PAGE 9
The Great Valdez Sapphire
by
Everybody was assembled there that I expected to see, with an addition. Not a welcome one by the look on Tom’s face. He stood on the hearthrug conversing with a great hulking, high-shouldered fellow, sallow-faced, with a heavy mustache and drooping eyelids, from the corners of which flashed out a sudden suspicious look as I approached, which lighted up into a greedy one as it rested on my rubies, and seemed unaccountably familiar to me, till Lady Carwitchet tripping past me exclaimed:
“He has come at last! My naughty, naughty boy! Mr. Acton, this is my son, Lord Carwitchet!”
I broke off short in the midst of my polite acknowledgments to stare blankly at her. The sapphire was gone! A great gilt cross, with a Scotch pebble like an acid drop, was her sole decoration.
“I had to put my pendant away,” she explained confidentially; “the clasp had got broken somehow.” I didn’t believe a word.
Lord Carwitchet contributed little to the general entertainment at dinner, but fell into confidential talk with Mrs. Duberly-Parker. I caught a few unintelligible remarks across the table. They referred, I subsequently discovered, to the lady’s little book on Northchurch races, and I recollected that the Spring Meeting was on, and to-morrow “Cup Day.” After dinner there was great talk about getting up a party to go on General Fairford’s drag. Lady Carwitchet was in ecstasies and tried to coax me into joining. Leta declined positively. Tom accepted sulkily.
The look in Lord Carwitchet’s eye returned to my mind as I locked up my rubies that night. It made him look so like his mother! I went round my fastenings with unusual care. Safe and closets and desk and doors, I tried them all. Coming at last to the bathroom, it opened at once. It was the housemaid’s doing. She had evidently taken advantage of my having abandoned the room to give it “a thorough spring cleaning,” and I anathematized her. The furniture was all piled together and veiled with sheets, the carpet and felt curtain were gone, there were new brooms about. As I peered around, a voice close at my ear made me jump–Lady Carwitchet’s!
“I tell you I have nothing, not a penny! I shall have to borrow my train fare before I can leave this. They’ll be glad enough to lend it.”
Not only had the portiere been removed, but the door behind it had been unlocked and left open for convenience of dusting behind the wardrobe. I might as well have been in the bedroom.
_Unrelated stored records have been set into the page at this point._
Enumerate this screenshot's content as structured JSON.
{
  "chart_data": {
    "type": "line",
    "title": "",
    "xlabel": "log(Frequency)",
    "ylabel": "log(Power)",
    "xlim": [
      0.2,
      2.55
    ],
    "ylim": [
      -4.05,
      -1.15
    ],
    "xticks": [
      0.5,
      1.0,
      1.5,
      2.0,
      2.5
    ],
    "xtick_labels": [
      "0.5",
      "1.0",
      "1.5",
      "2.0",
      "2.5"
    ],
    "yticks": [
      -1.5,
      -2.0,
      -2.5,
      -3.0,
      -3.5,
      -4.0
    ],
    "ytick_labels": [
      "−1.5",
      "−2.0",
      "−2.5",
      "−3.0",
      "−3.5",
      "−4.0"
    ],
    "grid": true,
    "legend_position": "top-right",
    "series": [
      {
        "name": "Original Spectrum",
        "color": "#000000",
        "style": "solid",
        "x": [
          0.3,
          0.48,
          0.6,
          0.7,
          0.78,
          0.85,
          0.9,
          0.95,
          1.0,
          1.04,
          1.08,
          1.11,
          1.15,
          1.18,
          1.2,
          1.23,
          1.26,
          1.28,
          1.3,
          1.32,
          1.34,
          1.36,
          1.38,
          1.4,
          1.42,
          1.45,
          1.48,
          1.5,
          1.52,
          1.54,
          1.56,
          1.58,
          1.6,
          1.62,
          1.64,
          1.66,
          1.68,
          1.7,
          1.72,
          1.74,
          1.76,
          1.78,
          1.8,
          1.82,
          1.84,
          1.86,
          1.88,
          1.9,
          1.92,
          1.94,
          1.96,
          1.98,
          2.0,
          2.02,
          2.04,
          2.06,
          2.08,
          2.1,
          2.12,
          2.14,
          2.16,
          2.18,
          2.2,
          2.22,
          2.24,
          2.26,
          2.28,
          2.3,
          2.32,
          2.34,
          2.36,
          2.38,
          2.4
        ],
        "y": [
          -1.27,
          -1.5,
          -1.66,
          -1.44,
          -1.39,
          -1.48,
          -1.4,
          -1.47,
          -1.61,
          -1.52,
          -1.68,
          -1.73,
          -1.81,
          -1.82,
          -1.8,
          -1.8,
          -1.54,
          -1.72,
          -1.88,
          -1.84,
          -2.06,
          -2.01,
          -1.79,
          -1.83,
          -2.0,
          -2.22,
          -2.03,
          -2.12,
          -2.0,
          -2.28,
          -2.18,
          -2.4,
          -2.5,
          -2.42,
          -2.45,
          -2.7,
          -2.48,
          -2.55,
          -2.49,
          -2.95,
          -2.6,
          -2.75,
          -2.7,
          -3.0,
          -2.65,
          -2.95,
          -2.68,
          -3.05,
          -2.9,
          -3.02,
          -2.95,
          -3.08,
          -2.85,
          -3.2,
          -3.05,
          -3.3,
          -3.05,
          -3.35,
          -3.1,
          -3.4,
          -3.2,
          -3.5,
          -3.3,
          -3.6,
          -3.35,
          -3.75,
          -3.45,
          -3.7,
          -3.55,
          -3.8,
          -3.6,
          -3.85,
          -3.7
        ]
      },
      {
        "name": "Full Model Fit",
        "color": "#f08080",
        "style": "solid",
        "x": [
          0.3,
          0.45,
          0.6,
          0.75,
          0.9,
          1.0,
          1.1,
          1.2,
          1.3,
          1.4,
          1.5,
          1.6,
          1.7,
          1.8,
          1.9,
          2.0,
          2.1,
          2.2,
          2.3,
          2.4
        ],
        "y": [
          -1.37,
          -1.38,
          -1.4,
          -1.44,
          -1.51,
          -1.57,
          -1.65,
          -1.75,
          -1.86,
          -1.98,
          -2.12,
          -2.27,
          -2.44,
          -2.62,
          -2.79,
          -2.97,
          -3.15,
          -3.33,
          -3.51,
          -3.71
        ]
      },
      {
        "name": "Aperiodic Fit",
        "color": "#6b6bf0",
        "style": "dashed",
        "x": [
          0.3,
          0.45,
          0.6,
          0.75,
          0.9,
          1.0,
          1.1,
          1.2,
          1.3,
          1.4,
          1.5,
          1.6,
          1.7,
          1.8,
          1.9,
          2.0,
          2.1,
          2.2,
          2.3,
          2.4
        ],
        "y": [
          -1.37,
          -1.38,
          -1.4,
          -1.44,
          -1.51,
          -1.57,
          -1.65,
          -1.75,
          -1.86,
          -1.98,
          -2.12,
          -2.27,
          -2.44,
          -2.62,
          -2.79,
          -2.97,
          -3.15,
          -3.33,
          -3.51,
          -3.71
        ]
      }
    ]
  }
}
“Don’t tell me,” I recognized Carwitchet’s growl. “You’ve not been here all this time for nothing. You’ve been collecting for a Kilburn cot or getting subscriptions for the distressed Irish landlords. I know you. Now I’m not going to see myself ruined for the want of a paltry hundred or so. I tell you the colt is a dead certainty. If I could have got a thousand or two on him last week, we might have ended our dog days millionaires. Hand over what you can. You’ve money’s worth, if not money. Where’s that sapphire you stole?”
“I didn’t. I can show you the receipted bill. All I possess is honestly come by. What could you do with it, even if I gave it you? You couldn’t sell it as the Valdez, and you can’t get it cut up as you might if it were real.”
“If it’s only bogus, why are you always in such a flutter about it? I’ll do something with it, never fear. Hand over.”
“I can’t. I haven’t got it. I had to raise something on it before I left town.”
“Will you swear it’s not in that wardrobe? I dare say you will. I mean to see. Give me those keys.”